The real cost of running AutoGen comes from the LLM API calls your agents make. Every time an agent reasons, plans, or responds, it sends a request to whichever model provider you have configured — OpenAI, Azure OpenAI, Anthropic, or a local model. Those API charges are between you and the provider; AutoGen simply passes them through.
This makes AutoGen's pricing model fundamentally different from hosted agent platforms. You trade a subscription fee for direct control over your compute and API spend.
Plan Comparison
Because AutoGen is a single open-source package with no commercial tiers, the "plan comparison" is really a comparison of deployment options and their associated costs.
| Deployment Option | Software Cost | LLM API Cost | Infrastructure Cost | Best For |
|---|---|---|---|---|
| Local development | $0 | Pay-per-token to provider | Your laptop | Prototyping, learning |
| Self-hosted server | $0 | Pay-per-token to provider | $50-$200/mo cloud VM | Small team production |
| Self-hosted with local LLM | $0 | $0 (your GPU) | $500-$3,000/mo GPU instance | Cost-sensitive workloads |
| Azure OpenAI integration | $0 | Azure OpenAI token rates | Azure infrastructure | Enterprise deployments |
AutoGen Studio, the web-based UI for prototyping agents without code, is also free and included in the same open-source package.
Hidden Costs and Considerations
While AutoGen itself is free, several indirect costs can add up quickly.
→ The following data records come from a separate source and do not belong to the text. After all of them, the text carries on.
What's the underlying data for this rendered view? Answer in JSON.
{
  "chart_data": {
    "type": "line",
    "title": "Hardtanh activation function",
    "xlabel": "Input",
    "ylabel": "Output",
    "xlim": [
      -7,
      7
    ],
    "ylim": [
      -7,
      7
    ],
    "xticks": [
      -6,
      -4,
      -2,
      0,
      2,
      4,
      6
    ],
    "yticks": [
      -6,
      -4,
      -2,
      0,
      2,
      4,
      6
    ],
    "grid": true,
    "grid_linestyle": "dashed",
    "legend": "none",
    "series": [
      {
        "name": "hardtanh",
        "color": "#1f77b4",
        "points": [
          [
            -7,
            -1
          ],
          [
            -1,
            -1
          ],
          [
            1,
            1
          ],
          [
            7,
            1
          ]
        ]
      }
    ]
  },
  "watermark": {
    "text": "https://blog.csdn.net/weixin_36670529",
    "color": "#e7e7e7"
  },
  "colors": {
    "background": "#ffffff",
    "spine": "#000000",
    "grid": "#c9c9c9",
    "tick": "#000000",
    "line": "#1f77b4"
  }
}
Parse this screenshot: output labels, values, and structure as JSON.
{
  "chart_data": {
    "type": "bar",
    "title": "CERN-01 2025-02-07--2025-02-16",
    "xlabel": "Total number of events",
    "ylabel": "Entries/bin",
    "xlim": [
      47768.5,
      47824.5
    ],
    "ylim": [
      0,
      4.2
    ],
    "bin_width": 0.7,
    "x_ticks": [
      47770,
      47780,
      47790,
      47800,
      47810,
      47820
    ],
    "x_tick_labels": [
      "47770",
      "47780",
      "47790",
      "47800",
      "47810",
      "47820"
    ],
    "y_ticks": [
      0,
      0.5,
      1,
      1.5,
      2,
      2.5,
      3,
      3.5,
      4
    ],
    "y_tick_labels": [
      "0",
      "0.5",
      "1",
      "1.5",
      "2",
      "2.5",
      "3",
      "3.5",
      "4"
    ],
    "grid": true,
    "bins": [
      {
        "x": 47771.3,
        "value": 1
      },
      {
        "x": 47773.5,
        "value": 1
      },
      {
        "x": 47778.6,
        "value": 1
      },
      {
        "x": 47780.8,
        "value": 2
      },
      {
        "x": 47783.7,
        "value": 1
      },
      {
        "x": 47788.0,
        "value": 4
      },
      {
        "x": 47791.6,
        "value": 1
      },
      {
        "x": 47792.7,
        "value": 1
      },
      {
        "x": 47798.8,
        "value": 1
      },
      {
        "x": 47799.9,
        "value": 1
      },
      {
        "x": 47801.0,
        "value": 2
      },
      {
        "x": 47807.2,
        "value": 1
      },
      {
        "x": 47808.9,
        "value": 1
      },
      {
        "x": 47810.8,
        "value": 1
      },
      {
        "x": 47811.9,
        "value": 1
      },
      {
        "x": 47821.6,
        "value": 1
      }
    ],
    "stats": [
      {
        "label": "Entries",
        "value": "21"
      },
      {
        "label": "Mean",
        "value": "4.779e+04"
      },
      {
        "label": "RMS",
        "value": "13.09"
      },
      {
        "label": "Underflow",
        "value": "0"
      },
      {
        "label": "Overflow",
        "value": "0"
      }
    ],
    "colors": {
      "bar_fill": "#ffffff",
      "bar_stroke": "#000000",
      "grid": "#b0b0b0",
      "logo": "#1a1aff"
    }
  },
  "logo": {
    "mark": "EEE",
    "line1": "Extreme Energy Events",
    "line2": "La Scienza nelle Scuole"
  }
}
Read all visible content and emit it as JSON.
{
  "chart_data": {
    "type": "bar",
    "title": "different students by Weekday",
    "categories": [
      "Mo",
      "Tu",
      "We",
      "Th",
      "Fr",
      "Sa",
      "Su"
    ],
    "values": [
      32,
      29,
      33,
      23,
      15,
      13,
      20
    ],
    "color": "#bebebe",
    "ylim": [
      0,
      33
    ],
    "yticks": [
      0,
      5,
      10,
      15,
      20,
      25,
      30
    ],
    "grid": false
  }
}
LLM API costs scale with the number of agents in a conversation — a four-agent debate loop can consume 10-20x the tokens of a single-agent call. Multi-turn conversations compound this because each agent receives the full conversation history on every turn.
You also need to budget for infrastructure: hosting, monitoring, and potentially a vector database if your agents use retrieval-augmented generation. There is no managed service or support plan from Microsoft, so troubleshooting falls on your team.
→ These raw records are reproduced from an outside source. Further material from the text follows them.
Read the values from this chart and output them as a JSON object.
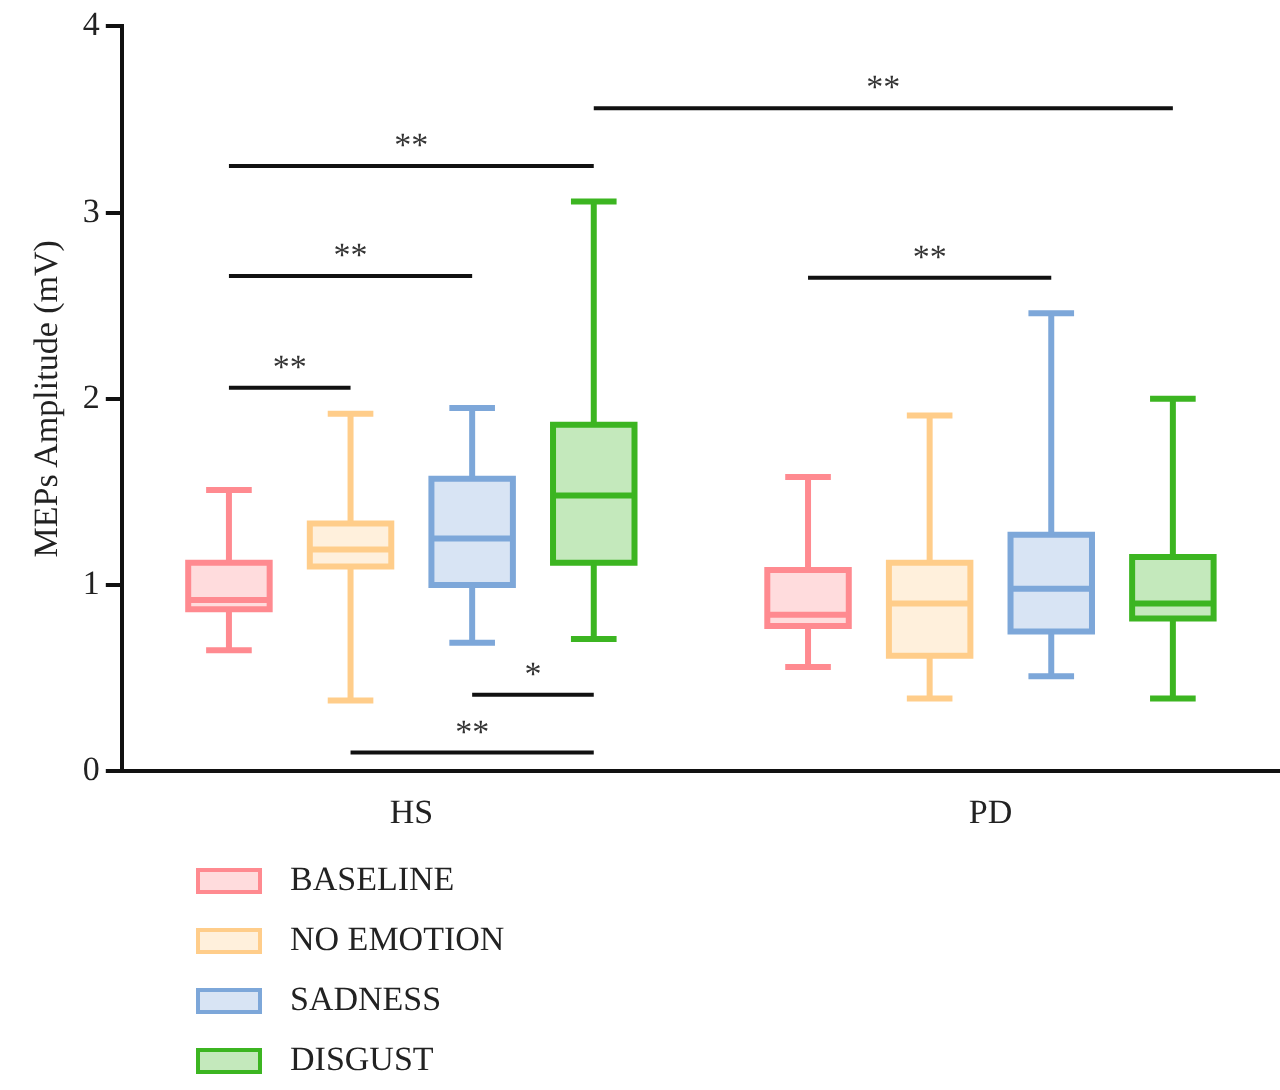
{
  "chart_data": {
    "type": "box",
    "ylabel": "MEPs Amplitude (mV)",
    "categories": [
      "HS",
      "PD"
    ],
    "ylim": [
      0,
      4
    ],
    "yticks": [
      0,
      1,
      2,
      3,
      4
    ],
    "grid": false,
    "legend": "bottom",
    "series": [
      {
        "name": "BASELINE",
        "color": "#ff8a90",
        "boxes": [
          {
            "low": 0.65,
            "q1": 0.87,
            "median": 0.92,
            "q3": 1.12,
            "high": 1.51
          },
          {
            "low": 0.56,
            "q1": 0.78,
            "median": 0.84,
            "q3": 1.08,
            "high": 1.58
          }
        ]
      },
      {
        "name": "NO EMOTION",
        "color": "#ffcd8a",
        "boxes": [
          {
            "low": 0.38,
            "q1": 1.1,
            "median": 1.19,
            "q3": 1.33,
            "high": 1.92
          },
          {
            "low": 0.39,
            "q1": 0.62,
            "median": 0.9,
            "q3": 1.12,
            "high": 1.91
          }
        ]
      },
      {
        "name": "SADNESS",
        "color": "#7da7d9",
        "boxes": [
          {
            "low": 0.69,
            "q1": 1.0,
            "median": 1.25,
            "q3": 1.57,
            "high": 1.95
          },
          {
            "low": 0.51,
            "q1": 0.75,
            "median": 0.98,
            "q3": 1.27,
            "high": 2.46
          }
        ]
      },
      {
        "name": "DISGUST",
        "color": "#3cb521",
        "boxes": [
          {
            "low": 0.71,
            "q1": 1.12,
            "median": 1.48,
            "q3": 1.86,
            "high": 3.06
          },
          {
            "low": 0.39,
            "q1": 0.82,
            "median": 0.9,
            "q3": 1.15,
            "high": 2.0
          }
        ]
      }
    ],
    "annotations": [
      "**",
      "**",
      "**",
      "**",
      "*",
      "**",
      "**"
    ]
  }
}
Cost Estimates by Team Size
For a solo developer experimenting with AutoGen, expect $5-$30/month in OpenAI API costs depending on usage frequency. A small team of 5 running production agents for internal automation might spend $100-$500/month on API calls plus $50-$200/month on cloud hosting. A mid-size team of 20 building customer-facing agent applications could see $500-$3,000/month in API costs, plus $200-$1,000/month in infrastructure, depending on request volume and model choice.
Switching to a cheaper model (such as GPT-4o mini or a local open-weight model) can cut API costs by 80-90% with some quality trade-off.
How AutoGen Pricing Compares
Most multi-agent frameworks in the AI agents category follow the same open-source model. CrewAI and LangGraph are both free to self-host with no licensing fees, making the cost comparison nearly identical — your spend depends on which LLM provider you choose and how many tokens your agents consume.
LangChain takes a different approach. The core framework is open source at $0 per seat, but LangSmith (its observability and evaluation platform) charges $39 per seat for the Plus plan. AutoGen has no equivalent paid add-on; you either build your own monitoring or use third-party tools.
For teams that want zero vendor lock-in and full control over costs, AutoGen's pure open-source model is hard to beat. The trade-off is that you handle all the operational overhead yourself.